After years of decline, U.S. highway fatalities have taken a jump in recent months, and that could be particularly bad news for men. Whether you blame testosterone or alcohol, male motorists are twice as likely to be killed behind the wheel as women, according to federal crash data.
Men tend to have more severe crashes than women, the National Highway Traffic Safety Administration reports. But in comparable crashes, women are more likely than men to be killed or injured. Separate studies have shown young men are particularly prone to being involved in fatal crashes, and the new NHTSA report indicates that the gap between men and women narrows with age.

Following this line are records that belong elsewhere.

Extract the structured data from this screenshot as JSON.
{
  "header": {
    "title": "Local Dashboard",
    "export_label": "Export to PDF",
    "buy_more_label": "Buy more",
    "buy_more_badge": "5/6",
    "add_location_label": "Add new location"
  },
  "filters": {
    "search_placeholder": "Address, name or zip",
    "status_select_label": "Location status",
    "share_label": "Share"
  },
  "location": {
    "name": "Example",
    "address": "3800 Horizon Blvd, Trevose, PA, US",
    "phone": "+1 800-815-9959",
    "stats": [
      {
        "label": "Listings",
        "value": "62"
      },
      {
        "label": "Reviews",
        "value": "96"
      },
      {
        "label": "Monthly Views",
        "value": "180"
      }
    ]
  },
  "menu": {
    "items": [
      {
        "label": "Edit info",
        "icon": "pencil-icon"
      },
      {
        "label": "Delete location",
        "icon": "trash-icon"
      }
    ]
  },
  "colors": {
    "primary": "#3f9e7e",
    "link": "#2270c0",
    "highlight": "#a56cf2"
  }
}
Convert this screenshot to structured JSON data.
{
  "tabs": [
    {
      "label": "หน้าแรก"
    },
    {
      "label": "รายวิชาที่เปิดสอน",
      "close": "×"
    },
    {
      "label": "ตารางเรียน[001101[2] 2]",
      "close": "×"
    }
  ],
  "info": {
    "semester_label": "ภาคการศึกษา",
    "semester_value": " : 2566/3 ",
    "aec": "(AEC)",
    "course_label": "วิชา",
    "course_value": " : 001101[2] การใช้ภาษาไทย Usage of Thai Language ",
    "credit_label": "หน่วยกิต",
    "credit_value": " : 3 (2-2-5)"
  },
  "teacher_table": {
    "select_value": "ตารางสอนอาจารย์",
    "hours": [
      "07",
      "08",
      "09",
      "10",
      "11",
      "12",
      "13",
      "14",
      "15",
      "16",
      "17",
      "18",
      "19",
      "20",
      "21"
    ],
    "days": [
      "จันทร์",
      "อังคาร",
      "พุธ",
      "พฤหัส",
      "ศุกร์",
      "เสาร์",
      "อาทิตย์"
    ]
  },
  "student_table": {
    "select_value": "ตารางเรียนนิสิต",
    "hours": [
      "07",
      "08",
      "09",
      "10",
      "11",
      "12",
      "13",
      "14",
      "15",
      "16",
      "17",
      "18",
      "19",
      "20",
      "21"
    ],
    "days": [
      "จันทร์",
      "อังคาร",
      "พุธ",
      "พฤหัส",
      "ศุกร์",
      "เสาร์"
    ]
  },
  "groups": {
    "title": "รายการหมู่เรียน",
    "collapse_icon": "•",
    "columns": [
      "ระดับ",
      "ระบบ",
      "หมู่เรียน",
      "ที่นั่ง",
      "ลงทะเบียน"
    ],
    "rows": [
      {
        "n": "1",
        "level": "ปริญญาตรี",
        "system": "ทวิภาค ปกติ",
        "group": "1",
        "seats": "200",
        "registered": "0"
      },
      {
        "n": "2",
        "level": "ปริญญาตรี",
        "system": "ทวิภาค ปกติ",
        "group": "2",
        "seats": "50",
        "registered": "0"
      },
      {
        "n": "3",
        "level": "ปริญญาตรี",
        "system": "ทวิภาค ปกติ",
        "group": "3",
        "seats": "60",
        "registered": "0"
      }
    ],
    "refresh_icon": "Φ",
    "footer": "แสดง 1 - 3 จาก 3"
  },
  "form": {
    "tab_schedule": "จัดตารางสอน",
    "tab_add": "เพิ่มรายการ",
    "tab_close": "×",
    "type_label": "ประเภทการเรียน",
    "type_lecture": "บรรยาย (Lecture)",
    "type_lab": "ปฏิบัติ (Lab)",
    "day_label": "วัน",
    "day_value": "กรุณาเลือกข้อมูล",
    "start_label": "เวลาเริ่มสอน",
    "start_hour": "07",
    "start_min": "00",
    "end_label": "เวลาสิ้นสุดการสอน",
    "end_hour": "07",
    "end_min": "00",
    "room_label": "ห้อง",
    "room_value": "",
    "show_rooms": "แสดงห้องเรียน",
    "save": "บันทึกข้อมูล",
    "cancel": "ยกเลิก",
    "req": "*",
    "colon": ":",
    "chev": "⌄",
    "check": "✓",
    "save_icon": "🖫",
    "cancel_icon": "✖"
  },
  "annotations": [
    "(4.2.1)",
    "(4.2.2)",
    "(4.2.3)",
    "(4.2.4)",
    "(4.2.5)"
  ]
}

Federal researchers focused on crash data from 2012, a year in which 33,541 Americans were killed on the nation’s roadways. That broke down to 23,808 men and just 9,733 women.
The NHTSA study pointed to a variety of factors that could lie behind this gender gap:
- Men put about 50% more miles on their vehicles each year than women, on average;
- They tend to drive more aggressively, which often results in more severe crashes than for women;
- Men also tend to be more likely to get behind the while drunk.
Nearly a quarter of the male drivers involved in a fatal crashes a in 2012 had blood alcohol levels of more than 0.08%, the point at which all states consider the motorist to be under the influence. By comparison only 15% of the female drivers fell into that category.
That may explain why the deadliest time for motorists coincides with closing time for bars. Midnight to 3 AM on Saturdays and Sundays is the 3-hour window when the largest number of highway fatalities are likely to occur.
(U.S. highway deaths suddenly spike. Click Here for that report.)
The study did not offer a break out on the impact of distracted driving which is frequently cited as the cause of about 11% of U.S. car crash fatalities.
NHTSA did note that men and women tend to have roughly the same number of less serious accidents – and in such cases, women are more likely to be killed or injured. The feds also reported that women are more likely than men to be involved in minor fender benders.
The NHTSA report found that the most likely person to be killed in a crash is the driver, at 63%, followed by passengers, at 27%. Four percent of the fatalities involved motorcyclists, with the remaining 5% involving pedestrians and bicyclists.
(Worldwide road deaths on the decline. Click Here for more.)
Drivers between the ages of 21 and 24 had the highest fatality rate, per 100,000 population, as well as the highest injury rate. Meanwhile, children between 5 and 9 had the lowest fatality rate, while those under 5 had the lowest injury rate.
The good news for men and women, young and old, is that highway deaths have plunged over the last several decades, from a 1970s-era peak of more than 56,000, to just above 30,000 in recent years. But that needs to be tempered by the latest data. The National Safety Council yesterday reported that there has been an 8% spike in fatalities, according to preliminary data, since last autumn. That increase appears to reflect the improving economy which has seen more drivers clock more miles, said the NSC.
Yet another report, issued by the AAA Foundation for Traffic Safety, this week found that teen drivers are not just deadly on their own but that they pose a risk to everyone else on the road. According to the AAA, nearly two-thirds of those injured or killed during a crash are people other than the teen behind the wheel.